As a director, I am regularly encountering and trying to create room for healing from trauma. Actors who are afraid to take up space when they’re not in character because they don’t want to get yelled at. Designers and stage managers who are scared to approach anyone about a gig because they have a disability that makes certain things more challenging for them. Writers sharing stories of aggravating things being said to or asked of them by directors directing a production of their play. I see and hear these stories and so many more, and the reality is that our rehearsal rooms and production meetings are connected. What you do in “your” rehearsal rooms and production meetings inevitably affects me in mine, and vice versa. Because unlike many other fields, the vast majority of theatre artists no longer work for just one company. So I have a personal stake in this, and whether you are a director, stage manager, actor, designer, technician, or audience member, you have a personal stake too.

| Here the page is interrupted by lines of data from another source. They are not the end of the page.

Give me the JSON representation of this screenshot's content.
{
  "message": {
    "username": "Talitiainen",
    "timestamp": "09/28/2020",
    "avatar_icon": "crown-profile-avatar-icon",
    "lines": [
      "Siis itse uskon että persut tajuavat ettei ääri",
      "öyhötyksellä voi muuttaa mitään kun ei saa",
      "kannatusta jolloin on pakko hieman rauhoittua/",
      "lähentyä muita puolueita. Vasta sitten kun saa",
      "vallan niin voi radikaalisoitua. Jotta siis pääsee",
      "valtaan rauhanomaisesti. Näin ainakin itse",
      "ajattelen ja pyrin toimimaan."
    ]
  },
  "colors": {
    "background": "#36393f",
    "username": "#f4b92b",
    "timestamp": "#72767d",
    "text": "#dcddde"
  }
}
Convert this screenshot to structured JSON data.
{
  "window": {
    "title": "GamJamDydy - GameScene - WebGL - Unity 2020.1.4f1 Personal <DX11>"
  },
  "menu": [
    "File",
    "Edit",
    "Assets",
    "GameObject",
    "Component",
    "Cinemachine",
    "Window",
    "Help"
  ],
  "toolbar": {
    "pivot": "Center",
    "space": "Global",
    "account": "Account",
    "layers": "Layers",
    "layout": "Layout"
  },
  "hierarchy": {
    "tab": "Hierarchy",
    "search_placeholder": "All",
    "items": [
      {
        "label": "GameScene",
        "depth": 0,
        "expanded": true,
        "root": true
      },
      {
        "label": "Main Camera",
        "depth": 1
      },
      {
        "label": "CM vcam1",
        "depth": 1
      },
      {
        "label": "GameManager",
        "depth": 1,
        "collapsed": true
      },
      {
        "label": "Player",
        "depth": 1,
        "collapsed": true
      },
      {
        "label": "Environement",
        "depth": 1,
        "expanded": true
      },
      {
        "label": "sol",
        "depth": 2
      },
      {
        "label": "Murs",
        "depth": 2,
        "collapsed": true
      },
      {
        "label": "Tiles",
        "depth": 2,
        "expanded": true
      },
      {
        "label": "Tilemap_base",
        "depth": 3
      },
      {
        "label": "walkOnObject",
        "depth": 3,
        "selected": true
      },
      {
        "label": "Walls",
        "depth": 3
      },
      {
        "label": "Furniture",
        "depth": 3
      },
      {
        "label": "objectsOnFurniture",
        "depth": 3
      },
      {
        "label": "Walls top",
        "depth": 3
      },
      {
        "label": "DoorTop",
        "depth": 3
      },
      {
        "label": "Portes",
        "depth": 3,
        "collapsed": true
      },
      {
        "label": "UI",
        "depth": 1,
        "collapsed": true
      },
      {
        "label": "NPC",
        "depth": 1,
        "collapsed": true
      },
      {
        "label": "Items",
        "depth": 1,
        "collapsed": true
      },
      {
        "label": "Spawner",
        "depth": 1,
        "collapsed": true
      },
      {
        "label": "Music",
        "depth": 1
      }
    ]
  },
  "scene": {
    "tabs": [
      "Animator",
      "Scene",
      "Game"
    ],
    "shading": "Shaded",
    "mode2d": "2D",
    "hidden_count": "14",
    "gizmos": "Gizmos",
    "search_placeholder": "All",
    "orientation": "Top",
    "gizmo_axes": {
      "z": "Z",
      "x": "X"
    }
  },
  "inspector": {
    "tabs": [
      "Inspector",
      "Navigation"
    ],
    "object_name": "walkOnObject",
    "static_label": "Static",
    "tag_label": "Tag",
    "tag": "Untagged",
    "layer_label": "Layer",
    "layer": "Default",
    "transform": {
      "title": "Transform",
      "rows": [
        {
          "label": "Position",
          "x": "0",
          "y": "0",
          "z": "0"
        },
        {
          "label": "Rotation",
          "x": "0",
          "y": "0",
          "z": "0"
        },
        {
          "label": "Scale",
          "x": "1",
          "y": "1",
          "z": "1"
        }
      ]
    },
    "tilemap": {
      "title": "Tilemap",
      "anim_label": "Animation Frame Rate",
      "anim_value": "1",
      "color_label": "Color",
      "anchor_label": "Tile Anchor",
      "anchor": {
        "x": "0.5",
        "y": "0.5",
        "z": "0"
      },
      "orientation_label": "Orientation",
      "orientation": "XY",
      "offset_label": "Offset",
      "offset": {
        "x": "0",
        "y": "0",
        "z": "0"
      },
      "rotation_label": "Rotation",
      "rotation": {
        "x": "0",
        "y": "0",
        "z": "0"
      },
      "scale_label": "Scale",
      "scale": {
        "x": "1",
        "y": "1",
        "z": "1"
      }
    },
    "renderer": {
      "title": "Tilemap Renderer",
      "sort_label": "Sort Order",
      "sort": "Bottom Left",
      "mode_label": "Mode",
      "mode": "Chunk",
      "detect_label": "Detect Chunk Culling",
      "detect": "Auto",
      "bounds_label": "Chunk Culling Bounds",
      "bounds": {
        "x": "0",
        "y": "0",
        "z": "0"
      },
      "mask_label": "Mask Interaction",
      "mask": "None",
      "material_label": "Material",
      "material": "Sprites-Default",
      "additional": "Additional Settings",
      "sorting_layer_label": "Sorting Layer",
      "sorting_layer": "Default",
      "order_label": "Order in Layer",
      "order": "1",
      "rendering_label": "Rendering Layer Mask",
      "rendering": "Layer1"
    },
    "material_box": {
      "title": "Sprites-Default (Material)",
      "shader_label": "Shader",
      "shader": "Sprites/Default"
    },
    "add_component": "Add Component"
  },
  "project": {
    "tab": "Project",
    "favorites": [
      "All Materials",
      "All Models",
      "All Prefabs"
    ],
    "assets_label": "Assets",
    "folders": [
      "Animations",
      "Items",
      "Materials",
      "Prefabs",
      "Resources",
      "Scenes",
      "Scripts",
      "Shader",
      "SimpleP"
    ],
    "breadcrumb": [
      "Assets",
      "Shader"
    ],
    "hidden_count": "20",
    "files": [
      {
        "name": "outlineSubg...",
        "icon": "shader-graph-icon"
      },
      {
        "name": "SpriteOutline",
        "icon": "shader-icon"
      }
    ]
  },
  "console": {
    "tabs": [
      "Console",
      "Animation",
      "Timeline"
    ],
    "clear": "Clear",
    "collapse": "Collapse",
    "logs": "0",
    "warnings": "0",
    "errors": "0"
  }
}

Deconstructing Directing is my contribution to the larger conversation about the tectonic shifts that need to occur in theatre as soon as yesterday, and I’ll be publishing at least one post a week. Each post will be recorded and uploaded as a series of Tik Toks or a short podcast episode (and the podcast might have a few additional thoughts thrown in as they come to me), so you can engage with the content any of those ways. Not everything I share will be unique, and in fact part of my goal is to elevate the voices of those who are most harmed by the lack of training and leadership development for directors at every level of the field. I may be neurodivergent, queer, and non-binary, but I’m also white and assigned male at birth, so I have been doing and will continue to do a lot of listening to women, people of color, and other artists who share my identities but at different intersections.
I hope you’ll join me in this conversation.